Кензи приняла ванну и, напевая что-то себе под нос, натянула голубые рейтузы и длинную футболку цвета хаки с надлокотниками и голубыми полосами на рукавах. Так, побрызгаться духами «Шанель № 19», завести Шопена, и она готова к покорению сердец.
Появился Чарли. В руках у него снова был «Дом Периньон».
– Только ради всего святого не спрашивай, где я его достал.
– Так где все же? – Кензи чмокнула его в губы.
– В своем любимом ресторане. Если прознают те, кому нужно, это может стоить хозяину лицензии. И не спрашивай, сколько я за него выложил.
– Такого удовольствия я тебе не доставлю. Нет, вы только посмотрите на него! – Кензи шутливо растрепала ему волосы. – Щедрый ты мой! Надо думать, я должна оправдать затраты?
Интересно, думала Зандра, разыскивая палату Рудольфа, почему это все больницы на свете пахнут совершенно одинаково? Как... как больницы. И почему если не все, то почти все выглядят, как заброшенный оружейный склад? Даже дрожь пробирает.
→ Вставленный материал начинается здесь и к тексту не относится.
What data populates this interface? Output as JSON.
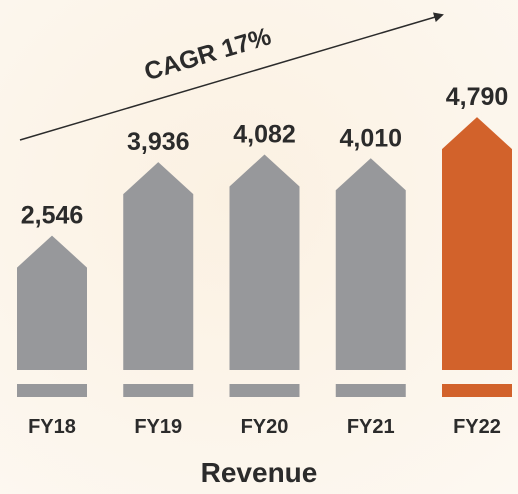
{
  "chart_data": {
    "type": "arrow-bar",
    "title": "Revenue",
    "annotation": "CAGR 17%",
    "categories": [
      "FY18",
      "FY19",
      "FY20",
      "FY21",
      "FY22"
    ],
    "values": [
      2546,
      3936,
      4082,
      4010,
      4790
    ],
    "value_labels": [
      "2,546",
      "3,936",
      "4,082",
      "4,010",
      "4,790"
    ],
    "colors": [
      "#97989b",
      "#97989b",
      "#97989b",
      "#97989b",
      "#d2622b"
    ]
  }
}
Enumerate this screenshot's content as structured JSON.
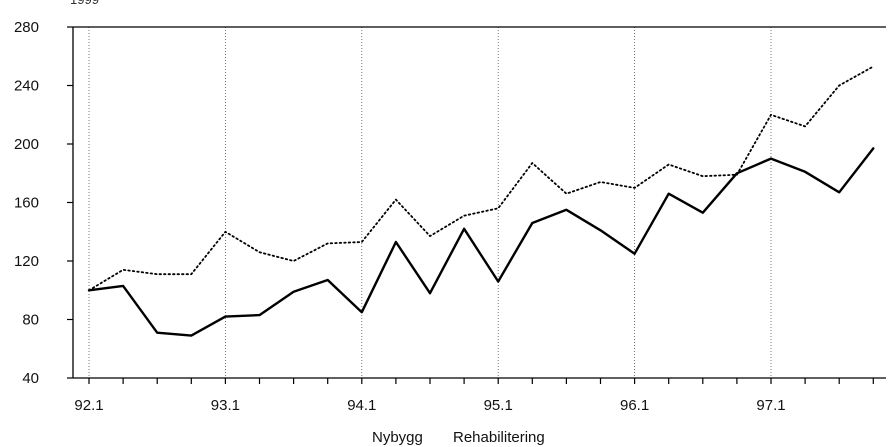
{
  "chart_data": {
    "type": "line",
    "top_fragment": "1999",
    "ylim": [
      40,
      280
    ],
    "y_ticks": [
      40,
      80,
      120,
      160,
      200,
      240,
      280
    ],
    "x_ticks": [
      "92.1",
      "93.1",
      "94.1",
      "95.1",
      "96.1",
      "97.1"
    ],
    "x": [
      "92.1",
      "92.2",
      "92.3",
      "92.4",
      "93.1",
      "93.2",
      "93.3",
      "93.4",
      "94.1",
      "94.2",
      "94.3",
      "94.4",
      "95.1",
      "95.2",
      "95.3",
      "95.4",
      "96.1",
      "96.2",
      "96.3",
      "96.4",
      "97.1",
      "97.2",
      "97.3",
      "97.4"
    ],
    "series": [
      {
        "name": "Nybygg",
        "style": "solid",
        "color": "#000000",
        "values": [
          100,
          103,
          71,
          69,
          82,
          83,
          99,
          107,
          85,
          133,
          98,
          142,
          106,
          146,
          155,
          141,
          125,
          166,
          153,
          180,
          190,
          181,
          167,
          197
        ]
      },
      {
        "name": "Rehabilitering",
        "style": "dotted",
        "color": "#000000",
        "values": [
          100,
          114,
          111,
          111,
          140,
          126,
          120,
          132,
          133,
          162,
          137,
          151,
          156,
          187,
          166,
          174,
          170,
          186,
          178,
          179,
          220,
          212,
          240,
          253
        ]
      }
    ],
    "grid": "vertical-dotted",
    "legend": "bottom-center"
  }
}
Что касается этой, она словно сошла со страниц диккенсовских романов: снаружи закопченные кирпичные стены, изнутри мрачные, голые коридоры. Если не арсенал, то уж точно психушка.
Палата 432... 433...
В одной руке у Зандры был дорожный несессер, который она так и не открывала после уик-энда у Бекки; в другой – чахлые хризантемы, купленные за баснословную цену в аэропорту.
Впрочем, и сама Зандра выглядела – да и чувствовала себя – не лучше, чем этот жалкий букетик. Голова с похмелья все еще раскалывалась, даже то, что она в самолете сунула себе в рот два пальца, не помогло.
447... 448...
Ну вот, добралась наконец – 449!
Тяжелая дверь натужно заскрипела на несмазанных петлях.
– Рудольф? – неуверенно сказала Зандра и тут же в страхе подалась назад. Нет, это не палата – скорее тюремная камера. Вдоль стен расставлены бесконечные металлические койки, четко отражающиеся в начищенном до блеска линолеуме пола. В окна с яростной силой колотят струи дождя.